An open alternative

Free OpenNMS has the right price but isn’t quite ready for larger, multisegment networks

WHEN EVERYTHING’S WORKING properly, a network manager is as busy as the Maytag repairman. Unfortunately, that nirvana has become harder to reach in recent years. Although current network equipment is more reliable than gear available five years or 10 years ago, the nature of network traffic is slowly shifting. As streaming media, especially video, becomes more prevalent, identifying and removing network bottlenecks will become more important than ever.

Traditionally, the NMS (network management system) is a big boy’s toy, found rarely in shops with less than a few hundred users — unless the smaller shop has an extraordinarily complex network. NMS vendors have tried Gillette’s old razor-blade-and-handle trick for years, by giving away core pieces of the software as “frameworks” into which customers can plug expensive, special-purpose modules, leading ultimately to a lucrative consulting contract to get the installation working properly.

Computer Associates Unicenter, Hewlett-Packard OpenView, and IBM Tivoli are examples of widely deployed NMSes with reputations as powerful, but hungry, beasts.

But there is an alternative path to paying for software and then paying to make it work. We took a look at a late beta release of the OpenNMS project’s eponymous open-source NMS that’s been under development since 1999; at press time, a Version 1.0 release was scheduled for April 8.

OpenNMS has an eye-catching price for its software: free. As do the established NMS players, OpenNMS intends to make money on consulting; unlike them, OpenNMS has a public, fixed-price listing for its services, starting with a simple one-day seminar and going up from there for more complex jobs. We found cost alone made OpenNMS 0.9.6 worthy of consideration, and the product’s performance on the Test Center network was icing on the cake.

As do the more established NMSes, the OpenNMS software relies on SNMP to provide communication between devices and the NMS software. The recent flap over security holes in SNMP hopefully reminded network managers that simplicity and security don’t mix, underscoring the need for a secure network management protocol. Nevertheless, SNMP is ubiquitous, and in the absence of anything better on the horizon, it’s the lingua franca of network management.

The core OpenNMS software runs on a Linux server; preferred distributions for the preview and the initial release include Red Hat 7.1 and 7.2 and Mandrake 7 and 8. We expect that future releases will add support for other Linux distributions; OpenNMS has been made to work on Mac OS X, and a port to Windows NT/2000/.Net Server is in the preschedule planning phases.

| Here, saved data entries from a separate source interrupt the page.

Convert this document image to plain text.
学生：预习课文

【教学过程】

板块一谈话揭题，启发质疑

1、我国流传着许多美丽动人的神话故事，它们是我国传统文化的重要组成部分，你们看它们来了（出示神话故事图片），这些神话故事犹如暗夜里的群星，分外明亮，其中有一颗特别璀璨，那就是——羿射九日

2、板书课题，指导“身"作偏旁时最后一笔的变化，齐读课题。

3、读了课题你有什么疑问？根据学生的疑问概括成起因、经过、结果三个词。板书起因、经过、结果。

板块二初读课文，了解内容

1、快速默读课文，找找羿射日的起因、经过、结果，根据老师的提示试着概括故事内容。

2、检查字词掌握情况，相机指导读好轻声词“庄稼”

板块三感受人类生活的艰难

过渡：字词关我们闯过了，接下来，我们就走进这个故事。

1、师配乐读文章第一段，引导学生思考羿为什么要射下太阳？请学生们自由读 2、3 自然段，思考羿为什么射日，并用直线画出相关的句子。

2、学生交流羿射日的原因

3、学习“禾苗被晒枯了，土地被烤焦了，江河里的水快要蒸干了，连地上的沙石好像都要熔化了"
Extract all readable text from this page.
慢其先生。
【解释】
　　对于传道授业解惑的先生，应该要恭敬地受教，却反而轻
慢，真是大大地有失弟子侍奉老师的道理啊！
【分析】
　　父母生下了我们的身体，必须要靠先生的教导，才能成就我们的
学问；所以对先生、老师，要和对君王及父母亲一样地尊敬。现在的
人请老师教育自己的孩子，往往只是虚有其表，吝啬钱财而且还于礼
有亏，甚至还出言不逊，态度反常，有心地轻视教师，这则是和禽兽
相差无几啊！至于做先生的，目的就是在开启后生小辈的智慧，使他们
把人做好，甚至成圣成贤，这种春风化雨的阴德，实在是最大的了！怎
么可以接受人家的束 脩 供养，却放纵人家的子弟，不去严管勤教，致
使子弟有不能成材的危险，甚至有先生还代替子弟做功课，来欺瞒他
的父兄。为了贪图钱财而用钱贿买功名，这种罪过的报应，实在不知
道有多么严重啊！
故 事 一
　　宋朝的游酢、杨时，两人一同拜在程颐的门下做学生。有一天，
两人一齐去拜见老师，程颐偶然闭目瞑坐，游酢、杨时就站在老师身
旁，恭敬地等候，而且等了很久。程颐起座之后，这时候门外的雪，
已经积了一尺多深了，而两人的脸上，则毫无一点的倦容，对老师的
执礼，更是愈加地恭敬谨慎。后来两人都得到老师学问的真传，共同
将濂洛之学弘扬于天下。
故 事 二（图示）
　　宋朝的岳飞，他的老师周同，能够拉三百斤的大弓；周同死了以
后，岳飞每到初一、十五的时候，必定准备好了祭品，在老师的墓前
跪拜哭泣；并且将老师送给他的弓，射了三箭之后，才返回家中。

From a user’s perspective, the OpenNMS interface is browser-based and runs on Java for portability, if not always for speed; but the actual program code is rather light in footprint. As the number of monitored devices increases and data collects over time, so increases the need for high-end equipment in the role of NMS server.

Automatic or manual installations of the free OpenNMS software are relatively simple, assuming your IT staff has enough experience with Linux to get a server up and running. The only dependency that the installer couldn’t resolve on our freshly-loaded Mandrake Linux 8.1 server required us to manually install a Java virtual machine (VM) from IBM. Other than that, we were able to relax and let the script download, install, and configure supplementary services such as the Tomcat Java servlet package, the JBossMQ JMS (Java Message Service), and finally, a Postgres SQL database to manipulate the collected data before tackling OpenNMS itself. We wound up manually installing the three OpenNMS packages because of script failures, but that’s what we get for playing with prerelease code.

Once in place and configured with a couple of entries to an XML file, the OpenNMS poller quickly and accurately located network devices, and multiple interfaces were aggregated through DNS or SMB (Server Message Block) resolution or SNMP. Alerts via e-mail and pager were easy to configure. Of course, the true value of an NMS doesn’t show until it’s been in place long enough to draw a baseline for network traffic; the capability of documenting trends is critical for capacity planning. OpenNMS has spare but solid reporting facilities, including the option to automatically e-mail performance charts in Adobe PDF files to users and others concerned about the health of the corporate network.

Perhaps the most frustrating thing about OpenNMS is the inability to aggregate data from a number of OpenNMS consoles. This data consolidation is critical if OpenNMS is going to be useful for larger, multisegment networks, and it is expected to be included in OpenNMS 2.0 due out this fall.

This lack, but not much else, keeps us from recommending OpenNMS as an immediate replacement for the CA, Hewlett-Packard, and IBM offerings. But any shop with more than a couple hundred users should begin considering OpenNMS 1.0 as part of a long-term strategy for reducing the cost of network management.